Time and Dose-Dependence
The effects of dexamethasone on ferroptosis sensitivity were observed after 12 hours of treatment with 1 μM dexamethasone. This suggests that both the duration of treatment and the dose of dexamethasone may be important factors in determining its impact on stroke risk. Intravitreal implants that release the steroid over a long period of time should therefore be reviewed for the risk of stroke in certain patient populations.
The findings of von Mässenhausen et al., 2022 provide a plausible biological mechanism linking dexamethasone use to increased stroke risk. By sensitizing cells to ferroptosis, dexamethasone may exacerbate cellular damage during ischemic events, potentially leading to more severe outcomes in stroke.
Physicians treating diabetics for macular edema seeking alternatives to dexamethasone can find a profile comparison to Bevacizumab here.
Citations
Moja L, Lucenteforte E, Kwag KH, et al. Systemic safety of bevacizumab versus ranibizumab for neovascular age-related macular degeneration. Cochrane Database Syst Rev. 2014;9:CD011230.
von Mässenhausen A, Zamora Gonzalez N, Maremonti F, Belavgeni A, Tonnus W, Meyer C, Beer K, Hannani MT, Lau A, Peitzsch M, Hoppenz P, Locke S, Chavakis T, Kramann R, Muruve DA, Hugo C, Bornstein SR, Linkermann A. Dexamethasone sensitizes to ferroptosis by glucocorticoid receptor-induced dipeptidase-1 expression and glutathione depletion. Sci Adv. 2022 Feb 4;8(5):eabl8920. doi: 10.1126/sciadv.abl8920. Epub 2022 Feb 2. PMID: 35108055; PMCID: PMC8809683.

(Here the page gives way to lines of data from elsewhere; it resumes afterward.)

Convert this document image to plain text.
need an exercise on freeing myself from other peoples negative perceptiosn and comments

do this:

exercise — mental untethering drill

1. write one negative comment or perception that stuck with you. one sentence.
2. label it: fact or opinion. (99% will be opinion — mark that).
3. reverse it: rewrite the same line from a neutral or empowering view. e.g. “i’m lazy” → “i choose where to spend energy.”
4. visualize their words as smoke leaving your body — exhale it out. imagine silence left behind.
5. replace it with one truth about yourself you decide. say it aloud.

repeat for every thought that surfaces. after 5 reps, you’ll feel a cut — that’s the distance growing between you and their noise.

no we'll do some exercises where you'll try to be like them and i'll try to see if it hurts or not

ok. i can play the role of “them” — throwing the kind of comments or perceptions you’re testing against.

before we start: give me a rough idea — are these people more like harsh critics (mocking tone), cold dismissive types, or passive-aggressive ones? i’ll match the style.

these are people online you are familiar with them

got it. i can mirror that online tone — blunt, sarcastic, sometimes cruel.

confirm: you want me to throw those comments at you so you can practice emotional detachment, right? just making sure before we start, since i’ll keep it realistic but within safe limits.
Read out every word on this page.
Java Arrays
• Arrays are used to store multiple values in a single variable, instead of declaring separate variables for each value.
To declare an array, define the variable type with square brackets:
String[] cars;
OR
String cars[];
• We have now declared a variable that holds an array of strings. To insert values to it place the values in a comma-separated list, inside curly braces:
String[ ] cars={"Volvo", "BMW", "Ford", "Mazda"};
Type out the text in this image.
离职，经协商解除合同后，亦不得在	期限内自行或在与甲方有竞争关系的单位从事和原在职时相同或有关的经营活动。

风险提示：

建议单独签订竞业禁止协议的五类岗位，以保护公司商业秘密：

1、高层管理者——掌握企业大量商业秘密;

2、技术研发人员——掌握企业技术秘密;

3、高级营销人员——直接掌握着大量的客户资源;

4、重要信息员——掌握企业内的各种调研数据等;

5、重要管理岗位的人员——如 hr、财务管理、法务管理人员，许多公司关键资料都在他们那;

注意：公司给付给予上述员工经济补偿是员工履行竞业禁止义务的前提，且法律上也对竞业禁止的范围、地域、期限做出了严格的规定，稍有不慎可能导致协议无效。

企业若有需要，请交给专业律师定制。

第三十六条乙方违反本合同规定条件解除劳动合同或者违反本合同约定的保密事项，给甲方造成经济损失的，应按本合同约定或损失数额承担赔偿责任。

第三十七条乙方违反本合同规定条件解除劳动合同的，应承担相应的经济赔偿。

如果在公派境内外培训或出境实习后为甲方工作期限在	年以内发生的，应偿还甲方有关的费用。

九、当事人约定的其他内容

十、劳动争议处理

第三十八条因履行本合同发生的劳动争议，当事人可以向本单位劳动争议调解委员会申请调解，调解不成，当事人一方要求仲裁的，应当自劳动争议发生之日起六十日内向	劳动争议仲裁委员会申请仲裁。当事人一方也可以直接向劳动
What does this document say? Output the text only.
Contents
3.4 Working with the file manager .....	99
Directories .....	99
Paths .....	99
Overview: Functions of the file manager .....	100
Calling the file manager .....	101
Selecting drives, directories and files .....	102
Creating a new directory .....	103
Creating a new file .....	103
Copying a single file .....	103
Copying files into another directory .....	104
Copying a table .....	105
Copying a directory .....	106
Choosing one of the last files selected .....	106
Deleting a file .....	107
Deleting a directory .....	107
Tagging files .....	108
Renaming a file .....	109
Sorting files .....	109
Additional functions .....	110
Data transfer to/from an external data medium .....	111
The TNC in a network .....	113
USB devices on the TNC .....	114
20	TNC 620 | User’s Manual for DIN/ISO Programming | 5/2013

James, thanks for this work. I now believe this chemical may have played a major role in landing my older sister in the hospital with multiple strokes. But then, she was also vaxxed (CV-19) and is addicted to doctors any everything else they prescribe. Might be hopeless for her.
Unfortunately, when you have an anesthetic you are routinely given decadron for nausea. As a CRNA, I refused to give it. Don’t get me started on IV Tylenol for “pain” at the end of the case!